Le clava las espuelas en los ijares hasta sangrar… Y da otro talerazo más tratando de hacer más veloz la marcha. Con los  pies firmes en los estribos estira el cuerpo hacia adelante, como empujando a su caballo. Gritan las garzas en el bañado cercano anunciando la buena nueva de la lluvia eminente. Resuenan las patas del potro en la ladera, de la última ladera antes de las casas. Las manos le tiemblan agarrando las riendas sobadas por el uso. El sombrero aludo apenas se sostiene con el barbijo hundido en la maraña de su barba negra. Sus ojos están dilatados por la pavura y el anhelo.  Tiene la mirada puesta en el punto distante  aún del rancherío grande del Cerro de las  Cabras. Por un instante a veces su mirada se dirige a un cielo amenazante de negros nubarrones que se arremolinan llevados por el viento del sur. En otras, mira a su caballo, lo mira con pena y cierta añoranza,  ese que lo tomó de potrillo y lo invitó a recorrer el mundo. Resplandece un rayo que parece hundirse allá en el monte de espinillos y unos segundos más tarde, un estruendo brutal provoca una estampida del grupo de vacunos que de cola a la ventisca se preparaba para soportar el temporal. Luego silencio. Silencio solo marcado por el andar sudoroso del Gaucho Tierra.

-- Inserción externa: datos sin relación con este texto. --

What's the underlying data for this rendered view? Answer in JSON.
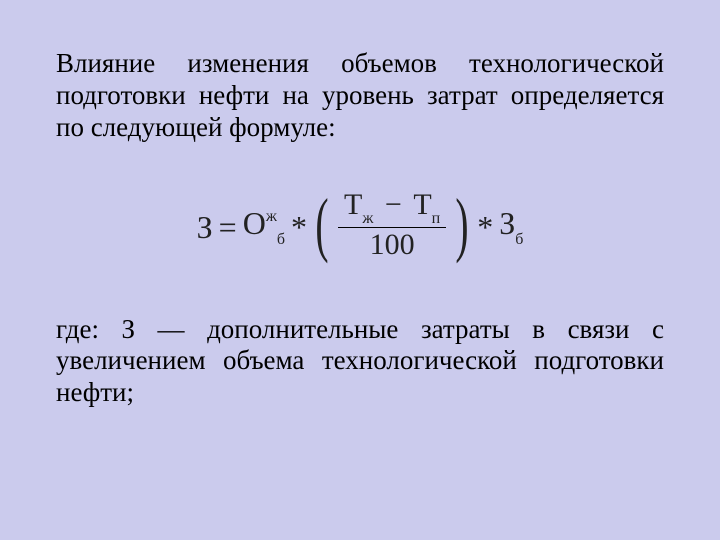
{
  "text": {
    "para1": "Влияние изменения объемов технологической подготовки нефти на уровень затрат определяется по следующей формуле:",
    "para2": "где: З — дополнительные затраты в связи с увеличением объема технологической подготовки нефти;"
  },
  "formula": {
    "colors": {
      "text": "#000000",
      "background": "#cbcbed"
    },
    "font_family": "Times New Roman",
    "font_size_main": 32,
    "font_size_script": 16,
    "lhs": {
      "sym": "З",
      "eq": "="
    },
    "term1": {
      "base": "О",
      "sup": "ж",
      "sub": "б"
    },
    "op1": "*",
    "frac": {
      "num": {
        "a": {
          "base": "Т",
          "sub": "ж"
        },
        "minus": "−",
        "b": {
          "base": "Т",
          "sub": "п"
        }
      },
      "den": "100"
    },
    "op2": "*",
    "term2": {
      "base": "З",
      "sub": "б"
    }
  }
}
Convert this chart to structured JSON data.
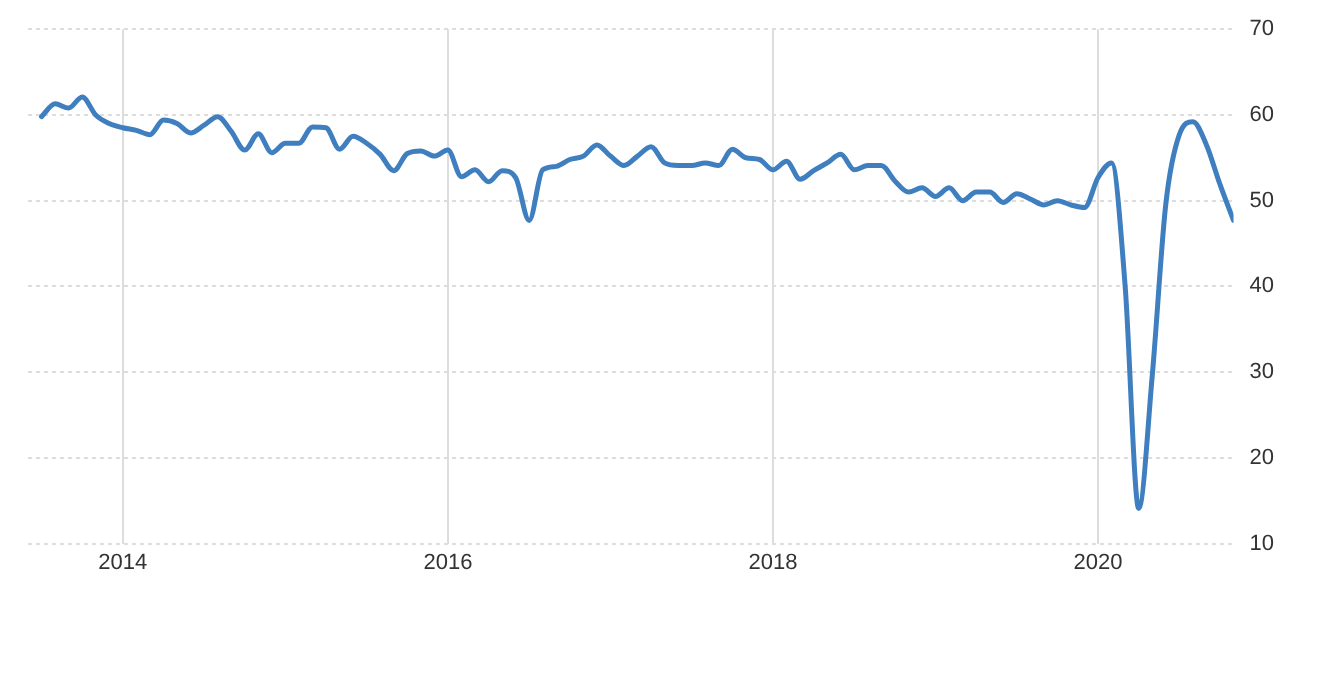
{
  "chart_data": {
    "type": "line",
    "x": [
      "2013-07",
      "2013-08",
      "2013-09",
      "2013-10",
      "2013-11",
      "2013-12",
      "2014-01",
      "2014-02",
      "2014-03",
      "2014-04",
      "2014-05",
      "2014-06",
      "2014-07",
      "2014-08",
      "2014-09",
      "2014-10",
      "2014-11",
      "2014-12",
      "2015-01",
      "2015-02",
      "2015-03",
      "2015-04",
      "2015-05",
      "2015-06",
      "2015-07",
      "2015-08",
      "2015-09",
      "2015-10",
      "2015-11",
      "2015-12",
      "2016-01",
      "2016-02",
      "2016-03",
      "2016-04",
      "2016-05",
      "2016-06",
      "2016-07",
      "2016-08",
      "2016-09",
      "2016-10",
      "2016-11",
      "2016-12",
      "2017-01",
      "2017-02",
      "2017-03",
      "2017-04",
      "2017-05",
      "2017-06",
      "2017-07",
      "2017-08",
      "2017-09",
      "2017-10",
      "2017-11",
      "2017-12",
      "2018-01",
      "2018-02",
      "2018-03",
      "2018-04",
      "2018-05",
      "2018-06",
      "2018-07",
      "2018-08",
      "2018-09",
      "2018-10",
      "2018-11",
      "2018-12",
      "2019-01",
      "2019-02",
      "2019-03",
      "2019-04",
      "2019-05",
      "2019-06",
      "2019-07",
      "2019-08",
      "2019-09",
      "2019-10",
      "2019-11",
      "2019-12",
      "2020-01",
      "2020-02",
      "2020-03",
      "2020-04",
      "2020-05",
      "2020-06",
      "2020-07",
      "2020-08",
      "2020-09",
      "2020-10",
      "2020-11"
    ],
    "series": [
      {
        "color": "#3f7fbf",
        "values": [
          59.8,
          61.3,
          60.8,
          62.1,
          60,
          59,
          58.5,
          58.2,
          57.7,
          59.4,
          59,
          57.9,
          58.8,
          59.8,
          58.1,
          55.9,
          57.8,
          55.6,
          56.7,
          56.7,
          58.6,
          58.5,
          56,
          57.5,
          56.7,
          55.4,
          53.5,
          55.5,
          55.8,
          55.2,
          55.9,
          52.8,
          53.6,
          52.2,
          53.5,
          52.7,
          47.7,
          53.6,
          54,
          54.8,
          55.2,
          56.5,
          55.2,
          54.1,
          55.2,
          56.3,
          54.4,
          54.1,
          54.1,
          54.4,
          54.1,
          56,
          55,
          54.8,
          53.6,
          54.6,
          52.5,
          53.5,
          54.4,
          55.4,
          53.6,
          54.1,
          54.1,
          52.3,
          51,
          51.5,
          50.5,
          51.5,
          50,
          51,
          51,
          49.8,
          50.8,
          50.2,
          49.5,
          50,
          49.5,
          49.2,
          52.7,
          54.4,
          40,
          14.1,
          29.6,
          49.6,
          57.7,
          59.2,
          56.5,
          51.9,
          47.7
        ]
      }
    ],
    "xlim": [
      "2013-06",
      "2020-11"
    ],
    "xticks": [
      "2014",
      "2016",
      "2018",
      "2020"
    ],
    "ylim": [
      10,
      70
    ],
    "yticks": [
      10,
      20,
      30,
      40,
      50,
      60,
      70
    ],
    "grid": true,
    "legend": false,
    "marker": "none",
    "line_style": "solid"
  }
}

Estaría  a no más de cuatrocientos metros de la casa cuando se desencadenó la tan temida lluvia. Primero fueron una sucesión de gruesas y pesadas gotas que anunciaban la catástrofe. Luego fue el diluvio. Trató el gaucho de envolverse lo más que pudo en su poncho. Esfuerzo inútil. El agua, porfiada siempre encontraba alguna parte descubierta y se metía entre sus ropas para irlo mojando de a poco.  Sentía en su cuerpo tibio correr goterones espesos de su esencia corporal. El agua lo iba volviendo a su ser primigenio. Al barro ancestral  del que estaba hecho.

Abelino, el niño creador, artista, artífice de esa vida errante está de pie  bajo el alero del rancho viejo. La perrada anunció la presencia del extraño desde hace rato. Los ladridos de «Cacique» fueron luego acompañados de Lobito y Cachorra. No tardó Abelino en reconocer la figura del Gaucho Tierra, ese que sus manos lograron modelar hace ya tiempo bajo el abrigo del ombú donde acostumbraba a pastar a su tropa de marlos. ¿Cuánto tiempo ha pasado?… Recuerda que fue después de un temporal de julio, coincidente con las vacaciones de invierno y que su madre le rezongó mucho por el estado en que habían quedado sus ropas. Si. Le llevó como dos o tres días hacerlo y rehacerlo para que tuviese la forma y figura que anidaba en su mente … ¿Y conseguir aquellos retazos que guardaba su madre en el armario de las costuras?. 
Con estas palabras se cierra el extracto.